I summon my courage and press the buzzer, just as I used to do when I came home late from school, for the pleasure of hearing my little heart’s feet slapping the floor. He would undo the latch, leap into my arms, and nestle against me, even though he was already a big boy by then. My son must have tried hard to forget that, and yet, I tell myself, almost triumphant, his soul today is built on the unbridled love he felt for me back then, which kept him clasped to my breast for so long that I had to detach him, gently push him aside so I could come in—the soul he has today, so cold to me, is made of that too!

That was what I loved about Lanton, my son’s lover. He wasn’t ashamed to hold me in his arms for many long minutes when I went to see him in his office at the police station, he felt no need to hide his deep fondness—that was what I so loved about Lanton, the innocence of his displays of affection.

Was that childish of him, was it sappy? Was it ridiculous? How stiff my son seemed next to him, how preposterously sarcastic and distant.

A second press of the buzzer, and, just when I’m about to be off, at once relieved to have been spared a meeting with my ex-husband and dreading the thought of going back to my struggles with Rue Fondaudège, the door cracks open.
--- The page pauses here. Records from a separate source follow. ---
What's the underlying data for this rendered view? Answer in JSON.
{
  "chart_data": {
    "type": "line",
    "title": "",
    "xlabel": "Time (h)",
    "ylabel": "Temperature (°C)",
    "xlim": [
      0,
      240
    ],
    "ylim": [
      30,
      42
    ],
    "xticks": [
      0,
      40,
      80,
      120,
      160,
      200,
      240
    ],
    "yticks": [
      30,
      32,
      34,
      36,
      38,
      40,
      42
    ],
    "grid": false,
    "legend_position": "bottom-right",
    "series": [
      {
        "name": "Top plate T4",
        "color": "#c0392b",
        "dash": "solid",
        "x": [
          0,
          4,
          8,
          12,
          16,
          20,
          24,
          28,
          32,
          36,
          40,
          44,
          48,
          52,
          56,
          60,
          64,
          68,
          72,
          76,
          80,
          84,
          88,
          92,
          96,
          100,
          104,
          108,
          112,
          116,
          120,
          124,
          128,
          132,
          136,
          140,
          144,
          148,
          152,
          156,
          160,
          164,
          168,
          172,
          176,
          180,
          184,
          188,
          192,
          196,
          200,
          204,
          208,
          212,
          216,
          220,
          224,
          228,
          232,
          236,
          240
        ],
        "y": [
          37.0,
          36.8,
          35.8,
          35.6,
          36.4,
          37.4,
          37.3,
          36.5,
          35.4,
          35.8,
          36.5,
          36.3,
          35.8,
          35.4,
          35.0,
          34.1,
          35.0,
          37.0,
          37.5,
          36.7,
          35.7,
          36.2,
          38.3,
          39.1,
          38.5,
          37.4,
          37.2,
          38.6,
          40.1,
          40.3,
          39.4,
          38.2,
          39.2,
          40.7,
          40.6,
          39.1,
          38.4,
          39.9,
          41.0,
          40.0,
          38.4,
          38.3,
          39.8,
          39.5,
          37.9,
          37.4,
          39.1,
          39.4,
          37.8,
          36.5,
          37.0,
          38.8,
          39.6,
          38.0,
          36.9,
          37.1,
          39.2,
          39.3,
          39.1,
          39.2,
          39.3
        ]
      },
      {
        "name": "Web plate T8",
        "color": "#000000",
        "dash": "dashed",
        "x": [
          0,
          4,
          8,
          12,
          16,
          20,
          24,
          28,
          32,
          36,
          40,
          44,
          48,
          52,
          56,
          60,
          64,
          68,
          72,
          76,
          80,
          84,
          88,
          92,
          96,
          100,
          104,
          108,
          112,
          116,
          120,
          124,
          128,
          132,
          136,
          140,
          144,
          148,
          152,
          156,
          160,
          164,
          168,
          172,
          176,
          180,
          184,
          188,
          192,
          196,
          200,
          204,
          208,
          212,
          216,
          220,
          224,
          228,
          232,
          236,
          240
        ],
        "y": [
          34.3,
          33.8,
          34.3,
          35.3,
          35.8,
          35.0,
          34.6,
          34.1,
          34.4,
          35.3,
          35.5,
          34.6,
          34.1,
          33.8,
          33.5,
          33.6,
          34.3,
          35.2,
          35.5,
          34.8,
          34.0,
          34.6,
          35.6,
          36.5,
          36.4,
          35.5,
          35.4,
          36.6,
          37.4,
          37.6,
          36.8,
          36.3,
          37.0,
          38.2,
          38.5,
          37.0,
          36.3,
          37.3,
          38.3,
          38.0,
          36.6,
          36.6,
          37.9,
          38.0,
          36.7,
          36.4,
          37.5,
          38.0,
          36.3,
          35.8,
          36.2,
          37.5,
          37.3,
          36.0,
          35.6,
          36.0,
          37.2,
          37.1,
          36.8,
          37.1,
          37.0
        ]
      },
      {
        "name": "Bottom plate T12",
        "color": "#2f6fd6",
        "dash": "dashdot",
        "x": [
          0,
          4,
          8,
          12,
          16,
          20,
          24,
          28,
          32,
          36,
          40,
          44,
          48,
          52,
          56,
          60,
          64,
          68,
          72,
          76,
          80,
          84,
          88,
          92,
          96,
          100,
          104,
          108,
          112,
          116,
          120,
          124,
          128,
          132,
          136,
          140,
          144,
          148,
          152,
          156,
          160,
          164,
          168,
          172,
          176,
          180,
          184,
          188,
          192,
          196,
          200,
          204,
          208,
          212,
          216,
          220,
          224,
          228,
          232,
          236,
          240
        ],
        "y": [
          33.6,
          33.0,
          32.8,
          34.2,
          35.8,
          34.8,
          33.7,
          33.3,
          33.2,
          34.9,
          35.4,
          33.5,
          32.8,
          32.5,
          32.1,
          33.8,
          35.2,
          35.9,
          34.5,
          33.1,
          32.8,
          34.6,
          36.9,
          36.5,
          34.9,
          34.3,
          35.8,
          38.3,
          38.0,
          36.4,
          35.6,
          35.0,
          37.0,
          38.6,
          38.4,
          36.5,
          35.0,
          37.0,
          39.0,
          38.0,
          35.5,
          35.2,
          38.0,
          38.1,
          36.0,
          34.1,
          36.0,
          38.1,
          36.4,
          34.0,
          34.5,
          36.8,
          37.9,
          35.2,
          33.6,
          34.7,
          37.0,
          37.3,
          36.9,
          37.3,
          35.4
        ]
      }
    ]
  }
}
“What is it?” he anxiously whispers.

“Don’t be afraid, it’s only me,” I say, showing my face through the opening to reassure him.

He recoils, as if he’s seen some terrifying apparition.

“What do you want from me now?”

His voice is hoarse and unsteady, but even now, even ravaged by anxiety and disillusion, it vibrates in my ear in an intimate, familiar way, immediately calling to mind all the many times it spoke to me sweetly and freely. Although I have no wish to revisit the site of the life we lived together, us and our son, I hear myself asking, “Can I come in for a minute?”

Weren’t those the best years of my life? All three of us together on Rue Fondaudège? My ex-husband grudgingly opens the door all the way and lets me into what is in reality my own apartment.